A ‘Voyage’ of nostalgia

ABBA have done the impossible. Despite virtual reality concerts having a bad rep, the creators have managed to put on a spectacular show that beautifully marries the old and the new on ABBA Voyage.

ABBA Voyage

ABBA displaying the technology, from the Rolling Stone

ABBA Voyage, as it’s called, will be housed in a purposefully built arena in the Queen Elizabeth Olympic Park. The show is made up of state-of-the-art holograms which projects delightful moving images of the four members, that is made up of Agnetha Fältskog, Björn Ulvaeus, Benny Andersson, and Anni-Frid Lyngstad. ABBA Voyage and its “ABBAtars” will reside in East London until the end of May 2023, before embarking on a three year world tour with a 10-piece live band.

But I know what you are thinking, ‘who would pay an arm and leg to watch a projector?’ Well, it’s more than a cartoon. In fact, the band members were immersed in the creative process, and their movements were captured by 160 cameras, as they performed songs over and over again. The band wanted to create a realistic representation of ABBA, in their prime, and in order to accomplish this, the technology needed to capture every minute detail, from facial expressions to their individual quirks and mannerisms. And in this sense, it was a job well done!

ABBA Voyage

ABBAtars from Noise 11

Putting a show together of this scale is a financial and reputational risk. In an interview with the Sunday Times, the band (minus Agnetha) talked about the pressures surrounding Voyage: “It’s an immense risk, and most people I talk to don’t appreciate that,” said Ulvaeus. “Sometimes I wake up at four in the morning and think, ‘What the hell have we done?’” he said, possibly in relation to the whopping £15 million price tag associated with the production costs, which is rumoured to have come out of the personal pockets of the band members. On the other hand, the potential profits are too massive to miss out on.

Voyage is over 5 years in the making. It was produced by a skilful team, led by Svana Gisla and Ludwig Anderson. In an interview with the Daily Express, a grateful Ludwig confesses, “we did all the technical legwork, but it only works because of them.” He continues: “It’s their souls infused in every aspect. It was their desire, their ambition to do this. It moves me to watch it, you can feel what they feel, all the soul behind their eyes. If you go away thinking it was an impressive scientific feat, we will have failed. It has to feel real” – and the team achieved just that.

“A dazzling retro-futuristic extravaganza,” says the Guardian; “the band’s virtual concert needs to be seen to be believed (BBC)”; “Spectacular London Return of ABBA After 40 Years,” reviewed Forbes. It is clear that Voyage achieved a landslide of positive reviews, which will no doubt help keep the magic alive for their one year tenure at the venue, dubbed, “ABBA Arena.”
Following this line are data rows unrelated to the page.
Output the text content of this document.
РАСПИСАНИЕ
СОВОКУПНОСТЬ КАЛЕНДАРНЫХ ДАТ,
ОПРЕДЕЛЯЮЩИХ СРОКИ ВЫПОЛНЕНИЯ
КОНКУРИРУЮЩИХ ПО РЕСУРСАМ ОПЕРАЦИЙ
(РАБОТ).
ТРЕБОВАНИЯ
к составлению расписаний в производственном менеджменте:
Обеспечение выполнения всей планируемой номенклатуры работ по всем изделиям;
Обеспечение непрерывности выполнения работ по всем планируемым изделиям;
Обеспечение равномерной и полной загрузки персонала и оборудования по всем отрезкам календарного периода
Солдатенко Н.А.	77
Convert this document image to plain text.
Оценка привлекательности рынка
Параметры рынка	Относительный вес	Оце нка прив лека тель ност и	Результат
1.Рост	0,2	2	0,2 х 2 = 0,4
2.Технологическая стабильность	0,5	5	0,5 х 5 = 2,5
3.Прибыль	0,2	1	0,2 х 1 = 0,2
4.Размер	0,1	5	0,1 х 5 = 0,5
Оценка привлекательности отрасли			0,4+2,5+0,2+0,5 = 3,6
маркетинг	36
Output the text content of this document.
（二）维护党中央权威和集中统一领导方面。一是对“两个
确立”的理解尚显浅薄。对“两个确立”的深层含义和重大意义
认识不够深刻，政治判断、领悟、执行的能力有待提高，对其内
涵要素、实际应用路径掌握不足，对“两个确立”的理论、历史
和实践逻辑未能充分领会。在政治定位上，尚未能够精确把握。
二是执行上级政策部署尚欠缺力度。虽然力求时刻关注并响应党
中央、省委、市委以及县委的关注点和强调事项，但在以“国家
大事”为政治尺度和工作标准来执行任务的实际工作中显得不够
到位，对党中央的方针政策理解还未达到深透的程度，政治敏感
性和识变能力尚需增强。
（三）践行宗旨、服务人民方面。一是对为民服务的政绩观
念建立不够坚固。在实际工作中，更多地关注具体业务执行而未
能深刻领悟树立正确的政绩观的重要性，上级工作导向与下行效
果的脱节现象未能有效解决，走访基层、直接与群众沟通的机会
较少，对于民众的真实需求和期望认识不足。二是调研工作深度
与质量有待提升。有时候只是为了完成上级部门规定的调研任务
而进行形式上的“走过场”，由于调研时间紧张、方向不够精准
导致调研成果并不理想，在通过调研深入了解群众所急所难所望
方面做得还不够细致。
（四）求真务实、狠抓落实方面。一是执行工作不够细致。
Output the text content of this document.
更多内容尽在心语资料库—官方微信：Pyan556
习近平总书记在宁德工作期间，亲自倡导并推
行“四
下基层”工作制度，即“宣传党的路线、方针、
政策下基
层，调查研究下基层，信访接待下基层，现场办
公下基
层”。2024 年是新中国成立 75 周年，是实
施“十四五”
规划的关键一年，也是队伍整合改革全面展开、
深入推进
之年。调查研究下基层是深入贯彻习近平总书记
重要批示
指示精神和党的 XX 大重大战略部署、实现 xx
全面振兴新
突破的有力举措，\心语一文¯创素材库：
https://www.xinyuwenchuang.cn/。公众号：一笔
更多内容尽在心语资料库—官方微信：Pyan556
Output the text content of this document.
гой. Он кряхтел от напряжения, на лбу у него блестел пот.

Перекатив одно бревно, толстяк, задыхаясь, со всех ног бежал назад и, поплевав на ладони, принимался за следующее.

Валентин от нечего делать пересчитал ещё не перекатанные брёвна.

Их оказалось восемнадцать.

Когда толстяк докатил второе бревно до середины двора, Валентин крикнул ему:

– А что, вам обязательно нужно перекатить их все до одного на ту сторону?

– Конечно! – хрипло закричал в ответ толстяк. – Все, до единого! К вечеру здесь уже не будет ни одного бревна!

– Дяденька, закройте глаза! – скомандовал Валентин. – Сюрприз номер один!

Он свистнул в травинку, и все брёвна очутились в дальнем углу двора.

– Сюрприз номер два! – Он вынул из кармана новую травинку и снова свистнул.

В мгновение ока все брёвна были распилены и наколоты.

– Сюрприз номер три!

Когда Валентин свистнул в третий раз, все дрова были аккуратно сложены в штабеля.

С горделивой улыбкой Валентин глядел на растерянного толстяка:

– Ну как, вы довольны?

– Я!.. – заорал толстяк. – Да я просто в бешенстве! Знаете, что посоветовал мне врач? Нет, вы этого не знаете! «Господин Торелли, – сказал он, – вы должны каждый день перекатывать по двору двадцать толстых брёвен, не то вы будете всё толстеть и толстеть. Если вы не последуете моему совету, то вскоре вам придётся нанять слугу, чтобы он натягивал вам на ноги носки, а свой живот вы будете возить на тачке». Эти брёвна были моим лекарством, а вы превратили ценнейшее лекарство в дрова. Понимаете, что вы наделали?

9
The opening night was attended by an array of famous faces, from Kylie Minogue to Kate Moss – as well as members of the Swedish Royal Family. The fact that ABBA themselves were in attendance, added a sort of emotion to the evening, as the famous four joined fans in a nostalgic sing along.

ABBA

ABBA at the opening night, from BBC

As we are entering an age where immersive technology is progressing at a rapid pace, its no surprise that music fans are hesitant about the future of gig going. Of course, no amount of technology can recreate the same energy that comes about when watching your musical heroes perform right in front of you, in the flesh. But for ABBA, there is a general feeling that holograms were the right approach. Voyage sees the future beautifully intertwined with nostalgia. This is how you do it.